Veja mais dos meus comentários em www.openbookpost.com
Comentário deixado em 05/18/2020
Dabney Brabble

5 ????? s
Se você está excessivamente comprometido com os desafios de leitura e tenta vasculhar muitos livros em um determinado período de tempo, este é um deles para salvar e saborear depois de se acalmar. Você desejará aplicar suas habilidades de leitura em um jogo às páginas ou poderá perder muito prazer.
Toalhas de Amor é um aristocrata de um autor das minhas habilidades cognitivas da classe trabalhadora e isso certamente me fez querer ser um melhor leitor (para não mencionar revisor). Permita-me o uso do vinho como companheiro de ajuda.
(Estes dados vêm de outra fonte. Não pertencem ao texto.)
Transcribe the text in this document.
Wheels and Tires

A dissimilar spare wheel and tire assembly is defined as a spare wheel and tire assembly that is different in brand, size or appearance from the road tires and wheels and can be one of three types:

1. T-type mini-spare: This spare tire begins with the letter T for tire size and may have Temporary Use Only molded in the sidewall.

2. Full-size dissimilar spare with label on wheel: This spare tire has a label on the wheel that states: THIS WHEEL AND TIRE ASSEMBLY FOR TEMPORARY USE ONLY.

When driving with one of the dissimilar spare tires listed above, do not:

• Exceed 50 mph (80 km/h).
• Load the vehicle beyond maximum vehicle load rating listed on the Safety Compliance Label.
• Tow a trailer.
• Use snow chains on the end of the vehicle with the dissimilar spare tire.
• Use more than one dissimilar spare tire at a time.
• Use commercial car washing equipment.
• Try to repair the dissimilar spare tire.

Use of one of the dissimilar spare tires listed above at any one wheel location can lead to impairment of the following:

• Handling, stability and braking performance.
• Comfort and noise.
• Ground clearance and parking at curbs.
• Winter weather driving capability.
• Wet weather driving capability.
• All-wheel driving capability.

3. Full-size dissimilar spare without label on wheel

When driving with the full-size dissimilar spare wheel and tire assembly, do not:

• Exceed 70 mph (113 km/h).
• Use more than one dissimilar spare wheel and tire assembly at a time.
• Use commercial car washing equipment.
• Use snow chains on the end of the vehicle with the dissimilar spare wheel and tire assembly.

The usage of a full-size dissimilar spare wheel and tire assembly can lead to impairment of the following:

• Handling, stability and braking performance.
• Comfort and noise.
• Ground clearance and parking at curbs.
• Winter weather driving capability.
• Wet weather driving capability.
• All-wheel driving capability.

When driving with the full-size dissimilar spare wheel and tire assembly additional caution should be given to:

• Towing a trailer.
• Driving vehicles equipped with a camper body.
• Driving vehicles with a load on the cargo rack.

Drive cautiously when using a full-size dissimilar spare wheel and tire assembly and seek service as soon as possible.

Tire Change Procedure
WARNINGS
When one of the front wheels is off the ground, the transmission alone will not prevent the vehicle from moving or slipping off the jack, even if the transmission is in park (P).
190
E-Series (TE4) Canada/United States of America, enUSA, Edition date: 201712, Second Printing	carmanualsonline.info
“Um vinho completo é equilibrado, harmonioso, complexo e evoluído, com um final prolongado e satisfatório. Tais vinhos merecem atenção extra, porque têm mais a oferecer, em termos de prazer e treinamento, do que qualquer outro que você queira provar. ”
Paul Gregutt escrevendo para Entusiasta do vinho revista.

Eu amo um bom vinho, mas enquanto a pessoa com o nariz privilegiado ao meu lado na sala de degustação está jorrando sobre os sabores de groselha, café, pimenta e violeta, tudo o que posso dizer é que é muito delicioso ao calcular quantas garrafas eu pode pagar. O vinho rico é concentrado, intenso e vibra na boca, o que é uma excelente maneira de descrever o que a grande literatura faz ao seu cérebro. Os vinhos artesanais se desenvolvem por um longo período de tempo, ganhando sabor, você não pode se apressar. O mesmo poderia ser dito sobre esse conto detalhado e bem temperado. É uma peça sinfônica completa e cada instrumento tem seu papel a desempenhar. Tem todos os sinos e assobios - alguns podem dizer muitos (eu mesmo me tornei um pouco impaciente). Mas eu perguntaria quais notas da partitura deveriam ser cortadas ou quanto menos tempo o Cabernet deveria ter gasto no barril? Exatamente certo.

Minhas notas de degustação incluiriam sofisticadas, inteligentes, engraçadas, engraçadas, filosóficas, históricas, expressivas e delicadas, com um grande e ousado coração vermelho no centro.
Na degustação de vinhos é tudo sobre o acabamento e isso não decepcionou. Eu definitivamente estarei assistindo Casablanca logo pela enésima vez, mas com uma nova apreciação pelo seu gênio. O que eu vou beber você pode perguntar? Certamente mais do champanhe Veuve Clicquot que eu apreciei ao ler isso (eu jurar não me fez ver estrelas). Então talvez como o tempo passa Vou terminar com um vermelho jammy escolhido os suspeitos do costume.